The tribes also noted the need to hunt at night for cultural and religious reasons. Fresh venison “may be needed for a ceremony, and the only opportunity to obtain it may be at night” when deer are more active.
Crabb rejected the tribes’ arguments on several grounds, primarily that safety measures proposed by the tribes may be more lax than that of state employees or contractors.
Additionally, she noted that the 21-year time lapse since the judgment, including four years after the chronic wasting initiative had ended, “in itself might be good cause for denying their motion.”
7th Circuit opinion
Posner jumped on the safety concerns. He opined that the safety record of deer hunting on reservations is “outstanding.”
“Furthermore, there’s no evidence that the state agents who hunt deer at night are experienced or well-trained. Apparently many are neither” according to a 2006 DNR report.
Native Americans, in contrast, are experienced hunters who are required to pass a marksmanship test in order to be licensed as hunters. Moreover, an expert witness reported that the tribes’ proposed permit requirements for night hunting were “far more stringent” than those Wisconsin imposes on its hunters.
Posner noted that the ceded territory is “thinly populated” and that there are less people about at night than during the day, especially during night deer-hunting season (Nov. 1 through the first Monday in January, except during Wisconsin’s regular nine-day deer hunting season).
The court rejected Crabb’s belief that the lengthy period of time between the 1991 judgment and the 2012 motion could be a reason to deny the motion. “The longer the wait, the more evidence … accumulated bearing on the safety of night hunting of deer.” Additionally, “the passage of time renders [regulatory decrees] obsolete so that modification or rescission actually grows with time.”

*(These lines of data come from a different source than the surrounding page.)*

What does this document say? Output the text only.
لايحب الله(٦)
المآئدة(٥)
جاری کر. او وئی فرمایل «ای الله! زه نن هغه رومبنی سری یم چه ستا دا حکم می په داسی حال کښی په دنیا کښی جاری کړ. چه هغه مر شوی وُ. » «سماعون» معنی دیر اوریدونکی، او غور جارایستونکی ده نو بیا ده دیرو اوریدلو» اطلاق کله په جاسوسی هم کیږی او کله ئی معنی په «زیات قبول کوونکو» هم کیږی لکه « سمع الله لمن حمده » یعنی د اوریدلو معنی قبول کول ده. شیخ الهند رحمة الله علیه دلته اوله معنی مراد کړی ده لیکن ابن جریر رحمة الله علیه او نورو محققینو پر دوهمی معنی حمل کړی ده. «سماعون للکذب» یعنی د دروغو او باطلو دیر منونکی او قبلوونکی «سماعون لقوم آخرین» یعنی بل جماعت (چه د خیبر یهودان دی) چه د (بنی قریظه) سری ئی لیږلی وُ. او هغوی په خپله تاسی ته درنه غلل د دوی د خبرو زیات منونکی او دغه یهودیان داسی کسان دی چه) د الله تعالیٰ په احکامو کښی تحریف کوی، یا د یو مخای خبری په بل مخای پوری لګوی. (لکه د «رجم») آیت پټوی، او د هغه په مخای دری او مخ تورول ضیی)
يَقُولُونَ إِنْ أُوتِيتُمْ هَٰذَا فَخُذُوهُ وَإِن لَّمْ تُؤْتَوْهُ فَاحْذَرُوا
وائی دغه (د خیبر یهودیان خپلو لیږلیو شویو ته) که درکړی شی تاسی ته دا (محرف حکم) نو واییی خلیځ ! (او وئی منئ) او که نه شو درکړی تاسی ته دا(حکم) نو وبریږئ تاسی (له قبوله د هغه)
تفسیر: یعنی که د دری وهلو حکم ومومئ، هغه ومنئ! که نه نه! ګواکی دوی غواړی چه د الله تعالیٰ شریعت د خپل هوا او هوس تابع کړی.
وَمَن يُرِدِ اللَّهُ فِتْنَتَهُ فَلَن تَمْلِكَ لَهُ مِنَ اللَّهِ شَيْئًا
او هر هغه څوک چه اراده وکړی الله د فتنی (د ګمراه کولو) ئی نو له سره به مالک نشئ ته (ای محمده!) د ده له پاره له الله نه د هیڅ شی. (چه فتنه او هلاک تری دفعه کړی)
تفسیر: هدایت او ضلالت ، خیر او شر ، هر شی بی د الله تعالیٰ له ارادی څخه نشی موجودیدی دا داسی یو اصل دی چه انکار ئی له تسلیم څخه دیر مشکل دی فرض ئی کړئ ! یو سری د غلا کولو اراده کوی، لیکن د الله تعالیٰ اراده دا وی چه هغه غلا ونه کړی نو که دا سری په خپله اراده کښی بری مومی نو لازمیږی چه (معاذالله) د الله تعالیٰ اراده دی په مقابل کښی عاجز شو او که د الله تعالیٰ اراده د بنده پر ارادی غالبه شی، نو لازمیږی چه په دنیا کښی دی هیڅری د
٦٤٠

Lastly, the court noted that Minnesota and Michigan have allowed tribes to hunt deer at night for at least a decade. There are sufficient similarities among the three states that if on remand Crabb thought it relevant, she could invite the state to produce evidence from the other two states countering the tribes’ record in this case that night hunting is safe in the ceded territory.
Seeing such an excellent judge as Crabb reversed by the 7th Circuit reminds me that even good judges are not immune from the sting of reversal.
Posner is his usual plain-spoken self. While the opinion is not organized in a traditional manner, it passes the well-written test of making the content difficult to paraphrase.
His reasoning on the safety issue hits it out of the ballpark. He is also trenchant in his analysis of the 21-year “delay” in the tribes’ bringing the motion.
Given the cogency of the opinion, I think it unlikely that the state will be required to produce the additional comparative data that Posner suggested as a possibility. Rather, I predict that the remand will result simply in the granting of the tribes’ motion.